I recently learnt that Dr Dobbs Journal is no more, having just become a sub-section of Network World.
This prompted me to go pick up the article code ZIPs from the old web-site to trawl for any useful bits.
I pointed my Getright Browser Tool at - ftp://66.77.27.238/sourcecode/ddj/ and downloaded the lot (1.31GB of zip files) while it is still there.
Amongst the goodies I found that I had downloaded a zipped image for a Ubuntu Dot.Net Development virtual machine.
I put this Zip and the FREE VMPlayer from VMWare onto an old 786MB / 40GB / AGP video Pentium PC running fully up-to-date XP SP3.

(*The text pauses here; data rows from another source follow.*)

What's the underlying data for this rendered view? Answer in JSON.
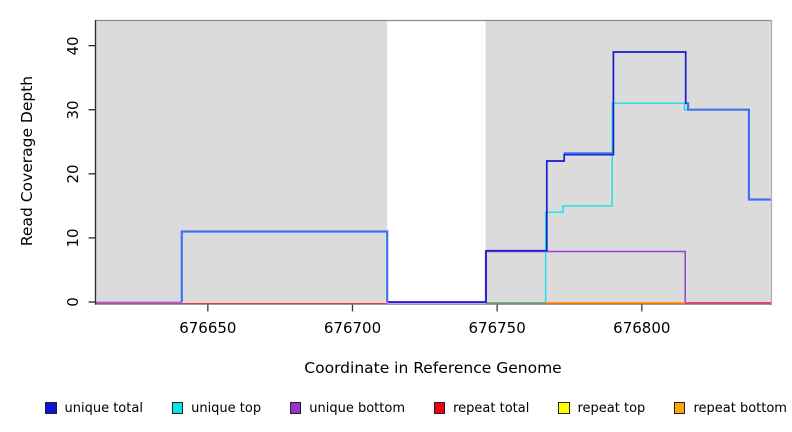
{
  "figure": {
    "xlabel": "Coordinate in Reference Genome",
    "ylabel": "Read Coverage Depth"
  },
  "chart_data": {
    "type": "line",
    "subtype": "step-coverage-plot",
    "title": "",
    "xlabel": "Coordinate in Reference Genome",
    "ylabel": "Read Coverage Depth",
    "xlim": [
      676611,
      676845
    ],
    "ylim": [
      0,
      44
    ],
    "xticks": [
      "676650",
      "676700",
      "676750",
      "676800"
    ],
    "xtick_values": [
      676650,
      676700,
      676750,
      676800
    ],
    "yticks": [
      "0",
      "10",
      "20",
      "30",
      "40"
    ],
    "ytick_values": [
      0,
      10,
      20,
      30,
      40
    ],
    "grid": false,
    "plot_background": "#DBDBDB",
    "masked_region": {
      "x0": 676712,
      "x1": 676746,
      "color": "#FFFFFF"
    },
    "legend_position": "bottom",
    "legend": [
      {
        "label": "unique total",
        "color": "#1212DD"
      },
      {
        "label": "unique top",
        "color": "#00E6E6"
      },
      {
        "label": "unique bottom",
        "color": "#9932CC"
      },
      {
        "label": "repeat total",
        "color": "#EE0011"
      },
      {
        "label": "repeat top",
        "color": "#FFFF00"
      },
      {
        "label": "repeat bottom",
        "color": "#FFA500"
      }
    ],
    "series": [
      {
        "name": "repeat-total-baseline-left",
        "color": "#F23744",
        "width": 1.3,
        "dy": 1.6,
        "points": [
          [
            676611,
            0
          ],
          [
            676712,
            0
          ]
        ]
      },
      {
        "name": "repeat-total-baseline-right",
        "color": "#F23744",
        "width": 1.3,
        "dy": 1.6,
        "points": [
          [
            676746,
            0
          ],
          [
            676845,
            0
          ]
        ]
      },
      {
        "name": "baseline-blend-blue-purple-left",
        "color": "#7B74EC",
        "width": 1.5,
        "dy": 0.4,
        "points": [
          [
            676611,
            0
          ],
          [
            676641,
            0
          ]
        ]
      },
      {
        "name": "unique-bottom",
        "color": "#9B3FD1",
        "width": 1.5,
        "dy": 0.8,
        "points": [
          [
            676712,
            0
          ],
          [
            676746,
            0
          ],
          [
            676746,
            8
          ],
          [
            676815,
            8
          ],
          [
            676815,
            0
          ],
          [
            676845,
            0
          ]
        ]
      },
      {
        "name": "baseline-blend-cyan-yellow-green",
        "color": "#3EC08A",
        "width": 1.4,
        "dy": 0.8,
        "points": [
          [
            676746,
            0
          ],
          [
            676767,
            0
          ]
        ]
      },
      {
        "name": "repeat-bottom",
        "color": "#FFA500",
        "width": 1.5,
        "dy": 0.8,
        "points": [
          [
            676767,
            0
          ],
          [
            676815,
            0
          ]
        ]
      },
      {
        "name": "baseline-blend-red-purple-magenta",
        "color": "#D8488A",
        "width": 1.4,
        "dy": 0.8,
        "points": [
          [
            676815,
            0
          ],
          [
            676845,
            0
          ]
        ]
      },
      {
        "name": "unique-top",
        "color": "#26DFE8",
        "width": 1.5,
        "dx": -0.7,
        "points": [
          [
            676767,
            0
          ],
          [
            676767,
            14
          ],
          [
            676773,
            14
          ],
          [
            676773,
            15
          ],
          [
            676790,
            15
          ],
          [
            676790,
            31
          ],
          [
            676815,
            31
          ],
          [
            676815,
            30
          ],
          [
            676837,
            30
          ]
        ]
      },
      {
        "name": "unique-total-dark",
        "color": "#1B1BD2",
        "width": 1.7,
        "dx": 0.5,
        "points": [
          [
            676712,
            0
          ],
          [
            676746,
            0
          ],
          [
            676746,
            8
          ],
          [
            676767,
            8
          ],
          [
            676767,
            22
          ],
          [
            676773,
            22
          ],
          [
            676773,
            23
          ],
          [
            676790,
            23
          ],
          [
            676790,
            39
          ],
          [
            676815,
            39
          ],
          [
            676815,
            31
          ],
          [
            676816,
            31
          ]
        ]
      },
      {
        "name": "unique-total-bright-left-plateau",
        "color": "#3E74F2",
        "width": 2.2,
        "points": [
          [
            676641,
            0
          ],
          [
            676641,
            11
          ],
          [
            676712,
            11
          ],
          [
            676712,
            0
          ]
        ]
      },
      {
        "name": "unique-total-bright-mid-segment",
        "color": "#3E74F2",
        "width": 1.8,
        "dy": -1.4,
        "points": [
          [
            676773,
            23
          ],
          [
            676790,
            23
          ]
        ]
      },
      {
        "name": "unique-total-bright-right",
        "color": "#3E74F2",
        "width": 2.2,
        "points": [
          [
            676815.6,
            31
          ],
          [
            676816,
            31
          ],
          [
            676816,
            30
          ],
          [
            676837,
            30
          ],
          [
            676837,
            16
          ],
          [
            676845,
            16
          ]
        ]
      }
    ]
  }
}
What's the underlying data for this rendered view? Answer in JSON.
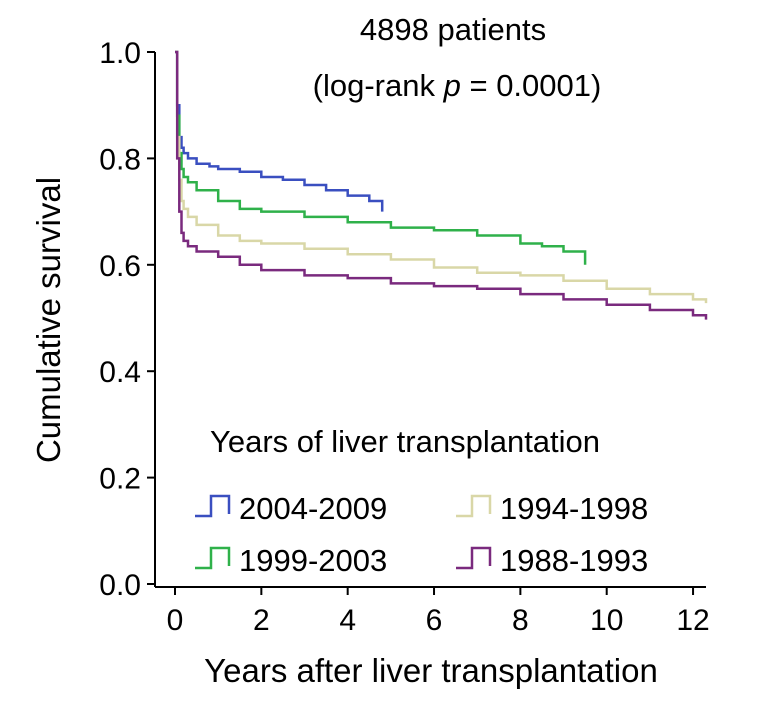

Honestly, there are probably better machines hardware-wise put out for recycle at the side of the road.
I unpacked the 1GB ZIP which became about 11GB on account of a 10GB disk image in there.
I installed and ran the VMPlayer and was happy to see that it actually ran OK on such a low-spec machine and handled the wireless 11n NIC OK.
I tried to run the Ubuntu virtual machine but if failed as it was created to run as a 2-CPU machine though luckily only with 512MB RAM.
I changed the VM settings (so easy that the cat could do it) to 1 CPU and away it went.
Then VMPlayer announced that my Linux VMWare Toolkit was out of date and offered to fix it up while I was still using the Ubuntu VM.
I accepted and the tools were downloaded verified and mounted so that they suddenly appeared as a CD inside the Ubuntu VM, Impressive!
I opened the .tar.gz tools archive file on the CD and dragged the contents to my home/user directory and they were uneventfully extracted.
I then ran the enclosed .pl install script and voila, my Ubuntu virtual machine is all updated with the latest VMWare tools.
Now I can play with Ubuntu Dot.Net development any time I want without having another old PC hanging around.
Actually, I’m tempted to get VM Workstation and make a VM of the old XP machine so that I can run IT under Windows 7 in the future.
And NO I won’t even try and run Ubuntu in VMWare in the virtual XP machine, I’ll make a separate Ubuntu machine. :-)
So, two take-aways from this –
- Getting a hands-on taste of Virtualisation is cheap and easy, and…
- You don’t need a high-end machine to experiment on (and get some Virtualisation experience you can claim when job-hunting).